Tiger Brands has asked consumers to remove any Enterprise ready-to-eat meat products from their fridges and place it in a plastic bag – away from other foods.

The reputational damage suffered by Tiger Brands following the outbreak of listeriosis that has claimed 180 lives in South Africa since last year is likely to hurt the diversified food giant’s balance sheet over the short to medium term only, analysts said yesterday.

Ron Kiplin, a portfolio manager at Cratos Wealth, said yesterday it would take Tiger Brands some time to turn operations around after Health Minister Aaron Motsoaledi identified its Enterprise Foods factory in Polokwane as the source of the food-borne disease.

“They (Tiger Brands) appear not to have had the right controls in place, and it is an indictment on operational management,” he said, adding that operational management at the factory had to be held accountable, although the buck stopped with top management.

“They need to hold a proper inquiry to be able to tell their customers they have the right controls in place, otherwise the reputational damage will continue for longer,” he said.

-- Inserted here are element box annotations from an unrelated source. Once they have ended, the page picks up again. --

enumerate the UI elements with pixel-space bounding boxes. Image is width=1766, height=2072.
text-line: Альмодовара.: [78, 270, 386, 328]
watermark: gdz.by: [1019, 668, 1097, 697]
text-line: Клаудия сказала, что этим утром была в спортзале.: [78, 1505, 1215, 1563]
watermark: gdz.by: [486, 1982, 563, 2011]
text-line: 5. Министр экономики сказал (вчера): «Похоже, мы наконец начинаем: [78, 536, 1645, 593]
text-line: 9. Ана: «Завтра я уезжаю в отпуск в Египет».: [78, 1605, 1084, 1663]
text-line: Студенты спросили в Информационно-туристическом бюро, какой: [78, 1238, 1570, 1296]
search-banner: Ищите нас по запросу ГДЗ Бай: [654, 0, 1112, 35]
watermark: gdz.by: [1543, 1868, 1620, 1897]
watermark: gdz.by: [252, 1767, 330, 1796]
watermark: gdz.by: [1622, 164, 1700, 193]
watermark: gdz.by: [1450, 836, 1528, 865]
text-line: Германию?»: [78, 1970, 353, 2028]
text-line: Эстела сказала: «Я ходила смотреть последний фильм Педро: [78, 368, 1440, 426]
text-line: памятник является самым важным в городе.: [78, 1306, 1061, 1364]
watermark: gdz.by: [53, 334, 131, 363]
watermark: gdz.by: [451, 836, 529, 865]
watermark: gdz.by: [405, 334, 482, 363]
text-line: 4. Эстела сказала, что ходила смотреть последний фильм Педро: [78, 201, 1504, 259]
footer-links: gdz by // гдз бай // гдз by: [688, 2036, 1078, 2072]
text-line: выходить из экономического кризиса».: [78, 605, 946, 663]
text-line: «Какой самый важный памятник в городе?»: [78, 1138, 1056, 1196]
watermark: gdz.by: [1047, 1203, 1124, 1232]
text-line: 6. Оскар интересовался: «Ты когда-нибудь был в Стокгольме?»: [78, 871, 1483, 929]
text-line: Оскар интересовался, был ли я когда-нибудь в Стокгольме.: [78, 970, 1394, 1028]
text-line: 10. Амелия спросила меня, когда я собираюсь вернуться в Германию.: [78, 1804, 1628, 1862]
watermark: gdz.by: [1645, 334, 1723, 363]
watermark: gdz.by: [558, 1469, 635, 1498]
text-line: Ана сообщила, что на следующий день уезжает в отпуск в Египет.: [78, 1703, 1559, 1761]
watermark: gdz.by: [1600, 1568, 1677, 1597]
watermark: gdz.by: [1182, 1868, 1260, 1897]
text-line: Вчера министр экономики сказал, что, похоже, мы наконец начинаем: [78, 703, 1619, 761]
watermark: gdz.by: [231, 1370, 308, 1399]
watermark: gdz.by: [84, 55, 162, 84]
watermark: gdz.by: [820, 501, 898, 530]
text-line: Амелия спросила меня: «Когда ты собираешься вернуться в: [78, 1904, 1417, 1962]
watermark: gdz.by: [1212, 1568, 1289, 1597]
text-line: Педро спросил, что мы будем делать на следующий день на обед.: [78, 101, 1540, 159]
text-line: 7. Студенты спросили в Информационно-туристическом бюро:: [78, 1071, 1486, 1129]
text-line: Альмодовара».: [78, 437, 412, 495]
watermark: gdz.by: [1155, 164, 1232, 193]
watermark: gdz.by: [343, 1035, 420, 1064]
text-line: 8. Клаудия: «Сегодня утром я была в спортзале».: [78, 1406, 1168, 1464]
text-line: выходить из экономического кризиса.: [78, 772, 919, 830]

Kiplin said the company’s processed foods division was likely to take a knock, but it would not have a major impact on group profits, because Tiger Brands was highly diversified.


Chris Moerdyk, a corporate marketing analyst, said although the immediate damage to the brand was enormous, it was likely that it would recover.

Moerdyk said wealthy people would start moving away from processed meats.

“The bulk of their market is people in the lower economic group,” Moerdyk said. “This group of people buy processed meat because it is cheaper. Polony is almost a staple food for many poor South Africans. They do not have alternatives.”

He said the damage to the brand would be limited to the medium term.

“Not long ago, Ford Kuga cars burnt and killed people. Ford is now back to sales of before that period. People thought that the Ford Kuga would not sell again, but people continue to buy the cars,” said Moerdyk.

Tiger Brands recalled its processed food products and halted production at its factories in Polokwane and Germiston after the report by Motsoaledi.

The move prompted Mozambique, Zambia, Malawi and Botswana to ban cold meat imports from South Africa.

Bomikazi Molapo, a spokesperson for the Department of Agriculture, Forestry and Fisheries (Daff), said the department would not be involved in the disposal of the processed meat products.

“The recall was instituted by the National Consumer Commission, and the suspension by the Department of Health. Therefore, the Daff will not be involved in the disposal of the products,” said Molapo.